The bright lights and loud music made it "a sensory overload nightmare," said López Matos, who is on the autism spectrum.
"I couldn't stay and had to bail out early," he said.
López Matos is among a group of neurodiverse students at Horton High School near Wolfville, N.S, who are working hard to make their school a more inclusive place for students with autism.
He, along with his friend Kelly Dorman, took their concerns about the dance to their principal, who says the next event will be different.
"I don't mind doing this at all. I like it, but at the same time, I just really wish I didn't have to do it," López Matos said.
The students also launched a campaign for Autism Acceptance Month in April called "Red Instead," which was all about highlighting the experiences of students with autism, rather than the people around them like their teachers and parents.
They put up posters, handed out candy and shared videos about what it's really like to be on the autism spectrum.
"I believe that there are a lot of unfortunate stereotypes that being autistic means that you aren't going to have good experiences or that you aren't going to have the same positive life that everybody else does and that just isn't true," said Dorman, who's in Grade 10.
April is over but the students say their work isn't done.
They want to see increased support for students with autism at Horton High, such as more quiet areas and a sensory room with dim lighting and sensory aids.
Principal Jodye Routledge said he's open to creating a sensory room at the school. He also admits "we had the whole dance thing backwards."
Rutledge said he's learning from the students and "they constantly remind us to try to be more proactive and not reactive."

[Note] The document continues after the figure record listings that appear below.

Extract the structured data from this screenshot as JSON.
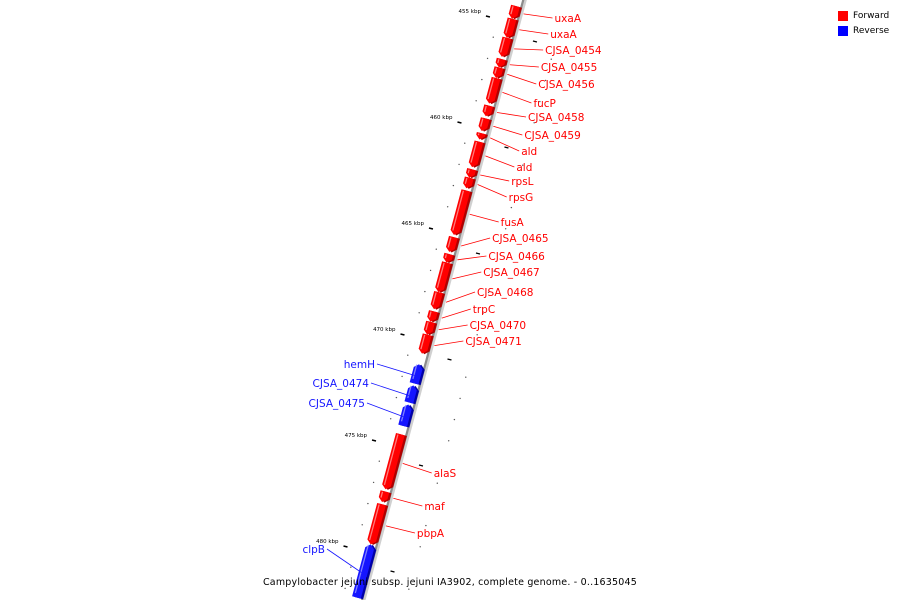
{
  "caption": "Campylobacter jejuni subsp. jejuni IA3902, complete genome. - 0..1635045",
  "legend": [
    {
      "label": "Forward",
      "color": "#ff0000"
    },
    {
      "label": "Reverse",
      "color": "#0000ff"
    }
  ],
  "colors": {
    "forward": "#ff0000",
    "reverse": "#1515ff",
    "backbone": "#8c8c8c"
  },
  "ticks": [
    {
      "kbp": 455,
      "label": "455 kbp"
    },
    {
      "kbp": 460,
      "label": "460 kbp"
    },
    {
      "kbp": 465,
      "label": "465 kbp"
    },
    {
      "kbp": 470,
      "label": "470 kbp"
    },
    {
      "kbp": 475,
      "label": "475 kbp"
    },
    {
      "kbp": 480,
      "label": "480 kbp"
    }
  ],
  "genes": [
    {
      "name": "uxaA",
      "strand": "forward",
      "start_kbp": 454.6,
      "end_kbp": 455.2
    },
    {
      "name": "uxaA",
      "strand": "forward",
      "start_kbp": 455.2,
      "end_kbp": 456.1
    },
    {
      "name": "CJSA_0454",
      "strand": "forward",
      "start_kbp": 456.1,
      "end_kbp": 457.0
    },
    {
      "name": "CJSA_0455",
      "strand": "forward",
      "start_kbp": 457.1,
      "end_kbp": 457.5
    },
    {
      "name": "CJSA_0456",
      "strand": "forward",
      "start_kbp": 457.5,
      "end_kbp": 458.0
    },
    {
      "name": "fucP",
      "strand": "forward",
      "start_kbp": 458.0,
      "end_kbp": 459.2
    },
    {
      "name": "CJSA_0458",
      "strand": "forward",
      "start_kbp": 459.3,
      "end_kbp": 459.8
    },
    {
      "name": "CJSA_0459",
      "strand": "forward",
      "start_kbp": 459.9,
      "end_kbp": 460.5
    },
    {
      "name": "ald",
      "strand": "forward",
      "start_kbp": 460.6,
      "end_kbp": 460.9
    },
    {
      "name": "ald",
      "strand": "forward",
      "start_kbp": 461.0,
      "end_kbp": 462.2
    },
    {
      "name": "rpsL",
      "strand": "forward",
      "start_kbp": 462.3,
      "end_kbp": 462.7
    },
    {
      "name": "rpsG",
      "strand": "forward",
      "start_kbp": 462.7,
      "end_kbp": 463.2
    },
    {
      "name": "fusA",
      "strand": "forward",
      "start_kbp": 463.3,
      "end_kbp": 465.4
    },
    {
      "name": "CJSA_0465",
      "strand": "forward",
      "start_kbp": 465.5,
      "end_kbp": 466.2
    },
    {
      "name": "CJSA_0466",
      "strand": "forward",
      "start_kbp": 466.3,
      "end_kbp": 466.7
    },
    {
      "name": "CJSA_0467",
      "strand": "forward",
      "start_kbp": 466.7,
      "end_kbp": 468.1
    },
    {
      "name": "CJSA_0468",
      "strand": "forward",
      "start_kbp": 468.1,
      "end_kbp": 468.9
    },
    {
      "name": "trpC",
      "strand": "forward",
      "start_kbp": 469.0,
      "end_kbp": 469.5
    },
    {
      "name": "CJSA_0470",
      "strand": "forward",
      "start_kbp": 469.5,
      "end_kbp": 470.1
    },
    {
      "name": "CJSA_0471",
      "strand": "forward",
      "start_kbp": 470.1,
      "end_kbp": 471.0
    },
    {
      "name": "hemH",
      "strand": "reverse",
      "start_kbp": 471.5,
      "end_kbp": 472.4
    },
    {
      "name": "CJSA_0474",
      "strand": "reverse",
      "start_kbp": 472.5,
      "end_kbp": 473.3
    },
    {
      "name": "CJSA_0475",
      "strand": "reverse",
      "start_kbp": 473.4,
      "end_kbp": 474.4
    },
    {
      "name": "alaS",
      "strand": "forward",
      "start_kbp": 474.8,
      "end_kbp": 477.4
    },
    {
      "name": "maf",
      "strand": "forward",
      "start_kbp": 477.5,
      "end_kbp": 478.0
    },
    {
      "name": "pbpA",
      "strand": "forward",
      "start_kbp": 478.1,
      "end_kbp": 480.0
    },
    {
      "name": "clpB",
      "strand": "reverse",
      "start_kbp": 480.0,
      "end_kbp": 482.5
    }
  ]
}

"We listened and we talked about ways that in a future dance, we would make sure that those concerns were met," Routledge said.

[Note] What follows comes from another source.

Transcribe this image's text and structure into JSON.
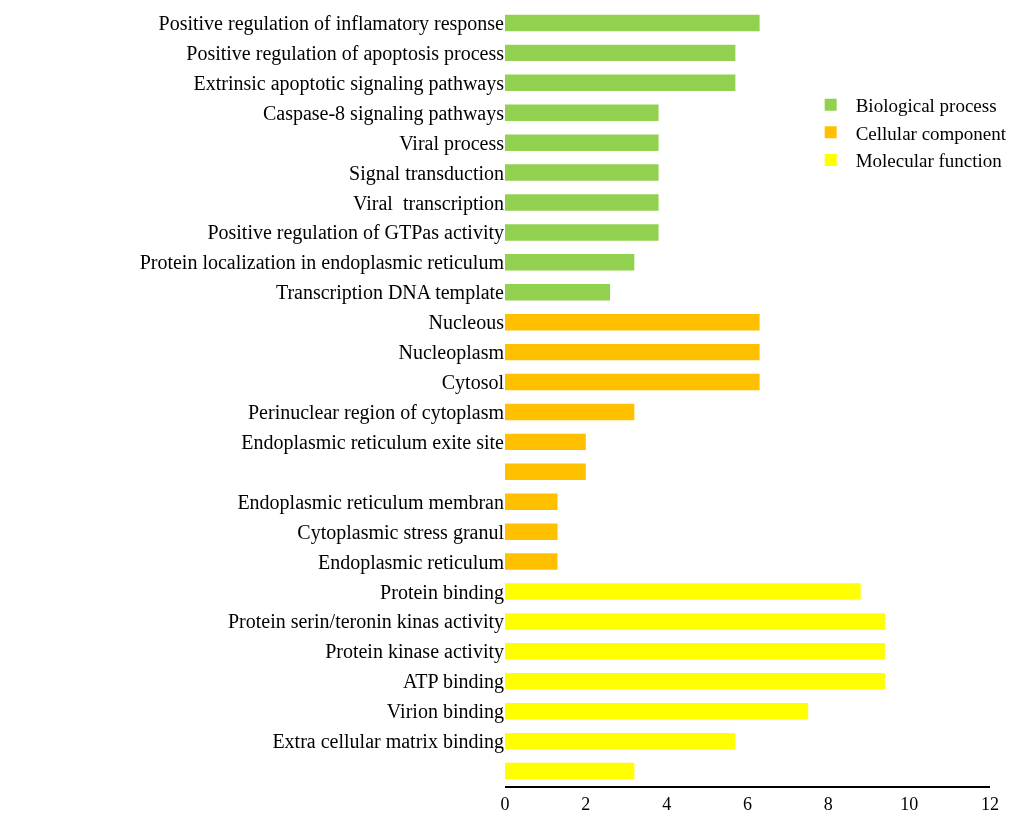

"They brought up some very simple solutions … like if bright lights are involved, having sunglasses available, having noise-cancelling headphones, having a sensory room or a quiet space available."
Finding a community
One of the initiatives the students created last month was a video called "Autism by Autistics." It was reviewed thousands of times on Facebook.

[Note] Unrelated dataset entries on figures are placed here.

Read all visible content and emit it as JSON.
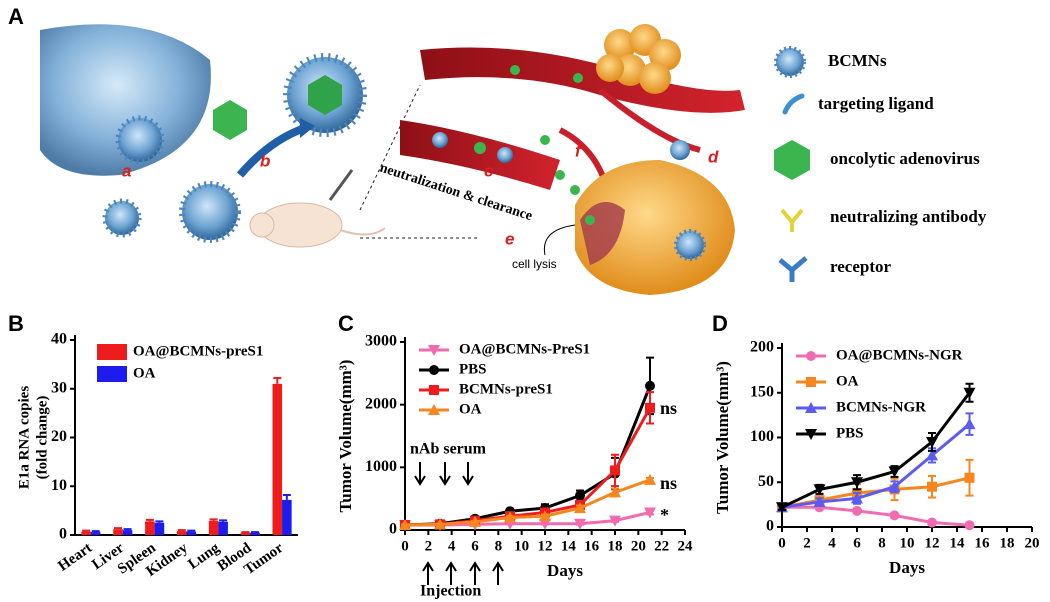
{
  "panel_a": {
    "label": "A",
    "legend": {
      "items": [
        "BCMNs",
        "targeting ligand",
        "oncolytic adenovirus",
        "neutralizing antibody",
        "receptor"
      ]
    },
    "steps": [
      "a",
      "b",
      "c",
      "d",
      "e",
      "f"
    ],
    "annotations": [
      "neutralization & clearance",
      "cell lysis"
    ]
  },
  "chart_data": [
    {
      "panel": "B",
      "type": "bar",
      "ylabel": [
        "E1a RNA copies",
        "(fold change)"
      ],
      "categories": [
        "Heart",
        "Liver",
        "Spleen",
        "Kidney",
        "Lung",
        "Blood",
        "Tumor"
      ],
      "series": [
        {
          "name": "OA@BCMNs-preS1",
          "color": "#ee1c1c",
          "values": [
            0.7,
            1.2,
            2.8,
            0.8,
            2.9,
            0.5,
            31
          ],
          "errors": [
            0.2,
            0.2,
            0.3,
            0.2,
            0.3,
            0.1,
            1.2
          ]
        },
        {
          "name": "OA",
          "color": "#1c1cee",
          "values": [
            0.6,
            1.0,
            2.5,
            0.7,
            2.7,
            0.5,
            7.2
          ],
          "errors": [
            0.2,
            0.2,
            0.3,
            0.2,
            0.3,
            0.1,
            1.0
          ]
        }
      ],
      "ylim": [
        0,
        40
      ],
      "yticks": [
        0,
        10,
        20,
        30,
        40
      ],
      "legend": "upper left"
    },
    {
      "panel": "C",
      "type": "line",
      "ylabel": "Tumor Volume(mm³)",
      "xlabel": "Days",
      "x": [
        0,
        3,
        6,
        9,
        12,
        15,
        18,
        21
      ],
      "series": [
        {
          "name": "OA@BCMNs-PreS1",
          "color": "#f06bb0",
          "marker": "triangle-down",
          "values": [
            80,
            80,
            90,
            100,
            100,
            100,
            150,
            280
          ],
          "errors": [
            10,
            10,
            10,
            10,
            10,
            15,
            20,
            30
          ]
        },
        {
          "name": "PBS",
          "color": "#000000",
          "marker": "circle",
          "values": [
            80,
            100,
            180,
            300,
            350,
            550,
            900,
            2300
          ],
          "errors": [
            10,
            15,
            20,
            30,
            60,
            80,
            250,
            450
          ]
        },
        {
          "name": "BCMNs-preS1",
          "color": "#ee1c1c",
          "marker": "square",
          "values": [
            80,
            90,
            150,
            220,
            280,
            400,
            950,
            1950
          ],
          "errors": [
            10,
            10,
            20,
            30,
            40,
            60,
            250,
            250
          ]
        },
        {
          "name": "OA",
          "color": "#f7861e",
          "marker": "triangle-up",
          "values": [
            80,
            90,
            130,
            200,
            220,
            350,
            600,
            800
          ],
          "errors": [
            10,
            10,
            15,
            20,
            30,
            40,
            60,
            30
          ]
        }
      ],
      "xlim": [
        0,
        24
      ],
      "xticks": [
        0,
        2,
        4,
        6,
        8,
        10,
        12,
        14,
        16,
        18,
        20,
        22,
        24
      ],
      "ylim": [
        0,
        3000
      ],
      "yticks": [
        0,
        1000,
        2000,
        3000
      ],
      "legend": "upper left",
      "annotations": [
        "nAb serum",
        "Injection",
        "ns",
        "ns",
        "*"
      ]
    },
    {
      "panel": "D",
      "type": "line",
      "ylabel": "Tumor Volume(mm³)",
      "xlabel": "Days",
      "x": [
        0,
        3,
        6,
        9,
        12,
        15
      ],
      "series": [
        {
          "name": "OA@BCMNs-NGR",
          "color": "#f06bb0",
          "marker": "circle",
          "values": [
            22,
            22,
            18,
            13,
            5,
            2
          ],
          "errors": [
            2,
            2,
            2,
            2,
            1,
            1
          ]
        },
        {
          "name": "OA",
          "color": "#f7861e",
          "marker": "square",
          "values": [
            22,
            30,
            38,
            42,
            45,
            55
          ],
          "errors": [
            4,
            5,
            10,
            12,
            12,
            20
          ]
        },
        {
          "name": "BCMNs-NGR",
          "color": "#5b5bf0",
          "marker": "triangle-up",
          "values": [
            22,
            28,
            32,
            45,
            80,
            115
          ],
          "errors": [
            3,
            4,
            6,
            6,
            8,
            12
          ]
        },
        {
          "name": "PBS",
          "color": "#000000",
          "marker": "triangle-down",
          "values": [
            22,
            42,
            50,
            62,
            95,
            150
          ],
          "errors": [
            3,
            5,
            8,
            6,
            10,
            10
          ]
        }
      ],
      "xlim": [
        0,
        20
      ],
      "xticks": [
        0,
        2,
        4,
        6,
        8,
        10,
        12,
        14,
        16,
        18,
        20
      ],
      "ylim": [
        0,
        200
      ],
      "yticks": [
        0,
        50,
        100,
        150,
        200
      ],
      "legend": "upper left"
    }
  ]
}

Jake Lewis, an autism advocate who's in Grade 12 at Horton High, said "it was incredibly, incredibly pleasing to know that our voices had such an impact."
His mom works with teachers so they can better support neurodiverse students, and Lewis said that's partly why he was diagnosed with autism at a young age.
"As I've gotten older and gotten more aware of autism and the neurodivergent community, I've come to realize how lucky I am that my mom had the knowledge that she had and that I was ... diagnosed as early as I was so that I could get those supports," Lewis said.
Dorman had a very different experience. She was diagnosed with autism when she was 14.
"You spend your whole life knowing that you're different than everybody else," she said, "And to meet people like you and to have that friendship and that understanding is so amazing and so important, and more people should have that."